The allure of wide-open spaces is drawing people to snatch up rural land in Texas at a record pace.
Ranch sales in the state nearly doubled between the second quarter of 2021 and the previous year, according to data from the Texas A&M Real Estate Center.
While the pandemic played a role in driving down sales in the early part of 2020, the market rebounded considerably, surpassing brokers’ expectations and far exceeding 2019 numbers.
“It’s a pretty exciting time in land markets right now,” said Charles Gilliland, a land market expert for the Real Estate Center. “A lot of times, it’s just ho-hum, but not right now, that’s for sure.”
During the second quarter of this year, there were more than 9,000 land sales in the state, an increase of 13% during the same period in 2020. Land sales in the second quarter of 2019 totaled about 6,000, similar to the volume of sales in the years going back to 2016.
Statewide, prices ballooned with price-per-acre increasing almost 18% in the last year.
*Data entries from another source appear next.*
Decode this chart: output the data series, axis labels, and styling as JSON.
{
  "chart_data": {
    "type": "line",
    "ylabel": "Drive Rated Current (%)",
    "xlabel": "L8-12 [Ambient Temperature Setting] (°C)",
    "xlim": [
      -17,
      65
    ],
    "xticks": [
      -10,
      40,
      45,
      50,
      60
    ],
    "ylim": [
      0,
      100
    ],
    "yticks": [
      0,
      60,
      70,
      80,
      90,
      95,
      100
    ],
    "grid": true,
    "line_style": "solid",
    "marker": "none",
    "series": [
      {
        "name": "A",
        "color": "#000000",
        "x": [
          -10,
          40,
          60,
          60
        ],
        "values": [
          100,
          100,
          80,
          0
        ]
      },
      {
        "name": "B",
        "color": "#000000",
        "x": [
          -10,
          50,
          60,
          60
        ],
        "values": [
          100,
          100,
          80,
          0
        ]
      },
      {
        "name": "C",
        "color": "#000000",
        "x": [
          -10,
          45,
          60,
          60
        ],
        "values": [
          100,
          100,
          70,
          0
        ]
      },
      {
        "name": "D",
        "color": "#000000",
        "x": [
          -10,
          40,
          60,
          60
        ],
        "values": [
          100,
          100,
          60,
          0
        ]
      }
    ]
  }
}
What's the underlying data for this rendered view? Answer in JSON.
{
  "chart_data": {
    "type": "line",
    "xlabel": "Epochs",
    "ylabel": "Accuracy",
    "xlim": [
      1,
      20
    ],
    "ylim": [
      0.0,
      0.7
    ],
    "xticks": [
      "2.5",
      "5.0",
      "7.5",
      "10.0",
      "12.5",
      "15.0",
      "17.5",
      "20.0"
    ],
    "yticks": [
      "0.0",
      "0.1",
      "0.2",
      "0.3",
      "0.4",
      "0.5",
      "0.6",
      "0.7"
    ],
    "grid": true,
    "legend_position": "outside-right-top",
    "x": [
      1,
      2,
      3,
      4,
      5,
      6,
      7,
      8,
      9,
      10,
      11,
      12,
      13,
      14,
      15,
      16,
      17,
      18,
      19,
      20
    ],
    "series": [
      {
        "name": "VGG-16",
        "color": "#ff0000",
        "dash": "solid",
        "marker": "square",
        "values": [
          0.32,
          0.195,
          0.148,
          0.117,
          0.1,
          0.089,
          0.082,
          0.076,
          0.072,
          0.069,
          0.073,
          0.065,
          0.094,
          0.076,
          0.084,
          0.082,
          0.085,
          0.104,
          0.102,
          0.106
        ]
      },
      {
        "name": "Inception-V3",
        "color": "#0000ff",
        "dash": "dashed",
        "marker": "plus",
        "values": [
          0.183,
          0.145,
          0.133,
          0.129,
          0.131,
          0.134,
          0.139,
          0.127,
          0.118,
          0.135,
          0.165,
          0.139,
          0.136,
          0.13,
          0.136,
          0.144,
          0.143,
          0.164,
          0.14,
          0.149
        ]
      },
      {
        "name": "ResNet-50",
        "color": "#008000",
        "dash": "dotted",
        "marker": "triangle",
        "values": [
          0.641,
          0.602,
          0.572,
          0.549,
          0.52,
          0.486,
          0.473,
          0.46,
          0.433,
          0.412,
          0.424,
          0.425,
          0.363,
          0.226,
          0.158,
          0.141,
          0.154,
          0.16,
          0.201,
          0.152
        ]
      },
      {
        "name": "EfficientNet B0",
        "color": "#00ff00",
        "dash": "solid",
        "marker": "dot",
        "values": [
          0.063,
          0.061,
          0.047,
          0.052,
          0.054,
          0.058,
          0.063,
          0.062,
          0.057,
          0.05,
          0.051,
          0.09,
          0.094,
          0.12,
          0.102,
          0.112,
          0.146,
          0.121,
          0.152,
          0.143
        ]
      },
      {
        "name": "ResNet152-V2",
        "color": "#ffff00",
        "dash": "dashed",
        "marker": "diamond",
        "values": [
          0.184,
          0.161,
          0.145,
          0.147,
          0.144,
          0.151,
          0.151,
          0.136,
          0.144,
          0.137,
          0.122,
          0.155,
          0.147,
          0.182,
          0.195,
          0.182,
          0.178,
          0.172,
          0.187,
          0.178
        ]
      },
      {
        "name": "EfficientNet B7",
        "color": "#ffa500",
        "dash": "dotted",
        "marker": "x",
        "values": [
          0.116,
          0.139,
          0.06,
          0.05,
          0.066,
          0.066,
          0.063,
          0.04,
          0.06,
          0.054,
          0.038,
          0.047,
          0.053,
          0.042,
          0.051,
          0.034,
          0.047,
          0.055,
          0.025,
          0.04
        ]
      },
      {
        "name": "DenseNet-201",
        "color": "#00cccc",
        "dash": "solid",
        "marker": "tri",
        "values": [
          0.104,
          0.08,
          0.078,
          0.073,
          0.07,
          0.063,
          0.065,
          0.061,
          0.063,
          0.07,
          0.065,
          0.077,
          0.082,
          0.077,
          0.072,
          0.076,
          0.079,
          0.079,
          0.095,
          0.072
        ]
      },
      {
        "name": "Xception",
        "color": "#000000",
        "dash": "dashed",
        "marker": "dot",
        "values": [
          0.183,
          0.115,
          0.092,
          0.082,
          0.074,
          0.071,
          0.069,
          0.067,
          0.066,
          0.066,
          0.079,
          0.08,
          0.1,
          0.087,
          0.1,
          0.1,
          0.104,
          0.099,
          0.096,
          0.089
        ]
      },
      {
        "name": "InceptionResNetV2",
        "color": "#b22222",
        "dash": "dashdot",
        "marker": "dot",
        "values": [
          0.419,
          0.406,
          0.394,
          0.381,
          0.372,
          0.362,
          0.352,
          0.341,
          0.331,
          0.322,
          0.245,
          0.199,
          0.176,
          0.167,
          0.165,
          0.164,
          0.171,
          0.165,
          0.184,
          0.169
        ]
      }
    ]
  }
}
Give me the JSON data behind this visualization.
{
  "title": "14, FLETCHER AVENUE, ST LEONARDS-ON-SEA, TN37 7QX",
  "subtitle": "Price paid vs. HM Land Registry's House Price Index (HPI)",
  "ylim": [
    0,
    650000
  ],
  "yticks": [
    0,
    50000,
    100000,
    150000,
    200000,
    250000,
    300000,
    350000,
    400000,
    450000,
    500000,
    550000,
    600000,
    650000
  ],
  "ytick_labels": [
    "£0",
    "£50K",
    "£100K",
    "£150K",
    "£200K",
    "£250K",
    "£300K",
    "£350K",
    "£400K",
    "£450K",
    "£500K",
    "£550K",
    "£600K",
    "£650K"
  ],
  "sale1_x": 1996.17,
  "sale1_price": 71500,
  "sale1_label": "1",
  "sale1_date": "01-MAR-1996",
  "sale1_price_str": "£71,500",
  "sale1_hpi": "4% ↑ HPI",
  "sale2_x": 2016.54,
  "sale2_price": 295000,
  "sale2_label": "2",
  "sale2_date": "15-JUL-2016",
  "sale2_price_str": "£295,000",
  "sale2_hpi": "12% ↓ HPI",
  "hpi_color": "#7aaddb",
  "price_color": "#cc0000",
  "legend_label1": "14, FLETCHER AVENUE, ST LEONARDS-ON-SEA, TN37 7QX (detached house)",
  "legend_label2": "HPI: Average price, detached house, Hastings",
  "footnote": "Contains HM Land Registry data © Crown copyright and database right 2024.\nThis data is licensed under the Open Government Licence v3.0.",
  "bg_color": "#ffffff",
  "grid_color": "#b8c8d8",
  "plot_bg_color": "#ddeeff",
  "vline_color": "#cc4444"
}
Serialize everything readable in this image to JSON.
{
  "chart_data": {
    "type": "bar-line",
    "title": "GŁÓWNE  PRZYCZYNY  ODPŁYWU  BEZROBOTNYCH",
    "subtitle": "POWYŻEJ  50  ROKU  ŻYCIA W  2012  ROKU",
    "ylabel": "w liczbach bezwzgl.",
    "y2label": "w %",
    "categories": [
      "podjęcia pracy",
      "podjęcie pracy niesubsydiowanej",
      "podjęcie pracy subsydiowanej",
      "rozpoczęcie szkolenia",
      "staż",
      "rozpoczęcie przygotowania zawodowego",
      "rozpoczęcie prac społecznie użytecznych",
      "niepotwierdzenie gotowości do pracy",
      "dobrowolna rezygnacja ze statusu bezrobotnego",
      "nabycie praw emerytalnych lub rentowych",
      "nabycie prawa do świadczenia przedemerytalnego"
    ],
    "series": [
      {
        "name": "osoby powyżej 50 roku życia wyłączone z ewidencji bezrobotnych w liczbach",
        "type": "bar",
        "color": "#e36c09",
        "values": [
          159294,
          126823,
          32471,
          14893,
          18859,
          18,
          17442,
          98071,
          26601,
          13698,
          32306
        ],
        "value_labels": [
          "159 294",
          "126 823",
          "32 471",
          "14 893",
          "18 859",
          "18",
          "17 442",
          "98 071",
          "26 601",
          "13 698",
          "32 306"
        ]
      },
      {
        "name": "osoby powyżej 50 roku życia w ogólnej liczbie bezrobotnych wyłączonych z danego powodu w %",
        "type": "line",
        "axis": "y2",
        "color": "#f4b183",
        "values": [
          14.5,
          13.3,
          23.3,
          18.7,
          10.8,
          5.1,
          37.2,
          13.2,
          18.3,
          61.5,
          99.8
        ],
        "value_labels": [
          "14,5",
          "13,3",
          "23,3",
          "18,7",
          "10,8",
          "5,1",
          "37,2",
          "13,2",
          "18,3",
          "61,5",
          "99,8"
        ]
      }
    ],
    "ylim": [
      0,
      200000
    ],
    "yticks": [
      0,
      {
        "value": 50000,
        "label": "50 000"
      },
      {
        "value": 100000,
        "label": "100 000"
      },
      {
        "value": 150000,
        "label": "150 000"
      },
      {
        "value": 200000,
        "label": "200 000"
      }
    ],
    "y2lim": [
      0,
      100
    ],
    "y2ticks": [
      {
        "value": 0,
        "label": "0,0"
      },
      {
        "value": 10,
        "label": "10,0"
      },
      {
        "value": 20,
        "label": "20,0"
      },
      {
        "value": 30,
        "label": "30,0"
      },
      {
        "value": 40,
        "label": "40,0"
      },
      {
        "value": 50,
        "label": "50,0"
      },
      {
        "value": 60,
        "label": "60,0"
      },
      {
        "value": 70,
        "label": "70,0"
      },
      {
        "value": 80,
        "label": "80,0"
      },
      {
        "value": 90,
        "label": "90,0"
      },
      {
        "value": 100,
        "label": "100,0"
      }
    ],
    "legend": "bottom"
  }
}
But some regions in Texas are hotter than others.
In the Hill Country just north of Bexar County, the price-per-acre jumped sharply in 2019 — by 18% over the previous year — then rose again in 2020, by another 6% to $10,500 an acre.
The Real Estate Center evaluates land sales volume and prices by region. Of the eight regions in the state, the areas with the biggest increases are Northeast Texas, the Gulf Coast/Brazos Bottom, the Waco-Austin-Hill Country area, and South Texas, which includes San Antonio.
Sales and prices are lower in West Texas and the Panhandle. “Essentially that part of the state has been transformed from a quiet ranch market to an industrial market,” Gilliland said. “Oil has been inspiring a lot of activity out there so when the prices collapsed last year, it got quiet, and it’s kind of stayed that way.”
The recent Texas land rush began shortly after a complete halt in sales in March 2020, said Robert Dullnig, broker associate of Dullnig Ranch Sales who recently announced the sale of Geronimo Springs Ranch, a 2,770-acre Hill Country property on San Geronimo Creek. Listed at $43 million, the property was on the market for only 45 days.
That’s a tremendous turnaround from what Dullnig and other land brokers predicted when the pandemic began.
“We didn’t show a ranch product for three weeks because of COVID. … No one knew what was going to happen,” Dullnig said. “All of a sudden, about mid-April to late April, the floodgates opened. One week specifically, I had five different buyers call their request, all saying across the board, ‘I want to be an hour and a half from San Antonio. We’re never going to be stuck in a city again.’”
None of the potential buyers were “tire kickers,” he said. They were determined and serious, with some telling Dullnig they planned to cash out a certificate of deposit or sell a commercial property or take money from an investment fund to buy land. The pandemic provided the motivation.
“Everyone was adamant they were not going to be stuck in a city again, that if this country were to shut down, they were going to have someplace to go to,” Dullnig said.
In addition, people are looking for an investment to protect their capital and land tends to retain its value, even when the economy sours, Gilliland said.
As the pandemic raged on, by July 2020, rural land started selling at a rapid pace, Dullnig said, with larger tracts priced in the $30 million to $50 million range very common.
What he thought, early on in 2020, would go down in history as a slow year turned out the opposite. “It was the highest sales volume that we’ve had in one year,” Dullnig said. And the requests keep coming.
But transactions have slowed as the inventory of rural land has been scooped up in the past year, especially those with water — located on a creek or river, or lakeside — which also carries a bigger price tag.
“What I’m hearing from a lot of brokers is that they’ve sold everything that they had to sell and they really don’t have any inventory now,” Gilliland said, with some taking to “ringing doorbells,” asking landowners if they want to sell.
“I talked to a broker in Junction and he said that any listing they get, they sell within one or two days right now,” he said. “Everybody that I speak to is very busy.”
The research economist also believes, having studied the industry since the 1980s, that the current land rush eventually will come to an end and prices will flatten out.
“But at this point, there’s nothing on the horizon that looks like it’s going to cause that to happen,” he said.